Your opponent has just over 31k
AC TC 4D
you flopped a gut-shot straight draw and a flush draw
you know any queen and any club other than the 4 of clubs makes you the nuts. this= 11 outs to the nuts and 1 more out to the flush
we'll calculate nut odds only. 11 x (2.25)<--(% of each out) = approx 25% x 2 streets = approximately 50% to hit the nuts.
with a pot of 3900, your opponent overbets the pot, a huge $10000 bet. Using pot odds, there is no way you can call that bet to try and catch your flush. However, with implied odds, you are calling 10000 to try and win 21000 more, not just what is in the pot. Calling here however is a mistake. With 2 cards to come, if a blank falls on the turn you may be forced to make a huge decision on the turn. Instead re-raise his 10000 all in and take your chances. Three things can happen.
1. he calls and you lose
2. he calls and you win
3. he folds and you take the pot right there
In 2 of these scenarios you win, and do so without significant risk to your stack.
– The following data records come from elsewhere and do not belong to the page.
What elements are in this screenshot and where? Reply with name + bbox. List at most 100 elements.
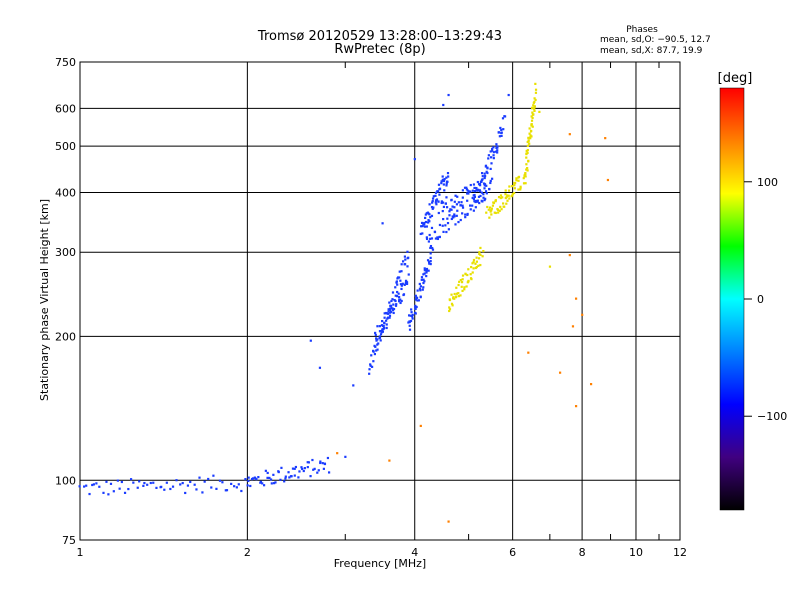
data-point xyxy=(109,482,113,485)
data-point xyxy=(440,182,443,185)
data-point xyxy=(528,132,531,135)
data-point xyxy=(485,192,488,195)
data-point xyxy=(528,127,531,130)
data-point xyxy=(454,223,457,226)
data-point xyxy=(448,308,452,311)
data-point xyxy=(413,158,416,161)
data-point xyxy=(456,195,459,198)
data-point xyxy=(455,286,458,289)
data-point xyxy=(497,131,500,134)
data-point xyxy=(123,491,127,494)
data-point xyxy=(390,299,393,303)
data-point xyxy=(425,236,428,239)
data-point xyxy=(428,220,431,223)
data-point xyxy=(492,154,495,157)
data-point xyxy=(471,271,474,274)
data-point xyxy=(491,204,495,207)
data-point xyxy=(395,303,398,306)
data-point xyxy=(298,470,301,473)
data-point xyxy=(230,482,233,485)
data-point xyxy=(385,323,388,326)
data-point xyxy=(524,172,527,176)
data-point xyxy=(112,490,115,493)
x-tick-label: 4 xyxy=(411,546,418,559)
data-point xyxy=(474,200,477,203)
data-point xyxy=(391,298,394,301)
data-point xyxy=(369,364,372,367)
data-point xyxy=(423,221,426,225)
x-tick-label: 10 xyxy=(629,546,643,559)
data-point xyxy=(423,269,426,272)
data-point xyxy=(425,269,428,272)
data-point xyxy=(476,199,479,202)
data-point xyxy=(429,262,432,266)
data-point xyxy=(463,186,467,189)
data-point xyxy=(388,459,391,462)
data-point xyxy=(445,196,448,199)
data-point xyxy=(447,228,450,231)
data-point xyxy=(426,259,430,262)
data-point xyxy=(301,467,304,471)
data-point xyxy=(531,116,534,120)
data-point xyxy=(525,152,528,156)
data-point xyxy=(384,311,388,315)
data-point xyxy=(212,474,215,477)
data-point xyxy=(479,246,482,250)
data-point xyxy=(461,206,465,209)
data-point xyxy=(531,111,534,114)
data-point xyxy=(273,482,276,485)
data-point xyxy=(419,285,423,288)
data-point xyxy=(431,200,434,203)
data-point xyxy=(127,487,130,491)
data-point xyxy=(421,232,424,235)
data-point xyxy=(475,186,478,190)
y-tick-label: 600 xyxy=(55,102,76,115)
data-point xyxy=(442,183,445,186)
data-point xyxy=(447,175,450,178)
data-point xyxy=(175,479,178,482)
data-point xyxy=(525,168,528,171)
data-point xyxy=(481,178,484,181)
data-point xyxy=(442,103,445,107)
data-point xyxy=(533,108,536,111)
data-point xyxy=(488,206,492,209)
data-point xyxy=(548,265,552,268)
data-point xyxy=(474,262,477,265)
data-point xyxy=(450,199,453,202)
data-point xyxy=(488,187,491,191)
data-point xyxy=(507,189,511,192)
data-point xyxy=(423,267,426,270)
data-point xyxy=(478,250,481,254)
data-point xyxy=(381,329,384,332)
data-point xyxy=(525,156,528,159)
data-points xyxy=(78,82,610,523)
colorbar-tick-label: 0 xyxy=(757,293,764,306)
data-point xyxy=(472,209,475,212)
data-point xyxy=(408,320,411,324)
data-point xyxy=(318,366,322,369)
data-point xyxy=(529,130,533,133)
data-point xyxy=(218,479,222,482)
data-point xyxy=(482,193,485,196)
data-point xyxy=(434,191,438,194)
data-point xyxy=(184,491,187,495)
data-point xyxy=(429,216,432,219)
data-point xyxy=(88,492,91,496)
data-point xyxy=(504,189,507,192)
data-point xyxy=(475,256,478,259)
data-point xyxy=(421,288,424,291)
data-point xyxy=(437,200,440,203)
data-point xyxy=(169,487,172,491)
data-point xyxy=(431,197,435,200)
data-point xyxy=(418,287,422,290)
data-point xyxy=(427,219,430,222)
data-point xyxy=(514,182,517,185)
data-point xyxy=(116,479,119,482)
data-point xyxy=(311,458,314,462)
data-point xyxy=(434,201,437,204)
data-point xyxy=(247,476,250,479)
data-point xyxy=(428,233,431,237)
data-point xyxy=(530,119,534,122)
data-point xyxy=(373,344,376,347)
data-point xyxy=(434,237,438,240)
This is another reason why pushing is always better than calling.
Forgetting all about the odds for a second I can sum it up like this....
To chase a flush, call bets that are 1/3 the size of the pot or less.... this will give you the correct odds, and give you a positive mathematical expectation.
Conversely, in order to chase flush draws out or make them draw for the incorrect price, bet between 1/2 to 2 times the size of the pot on the turn and river.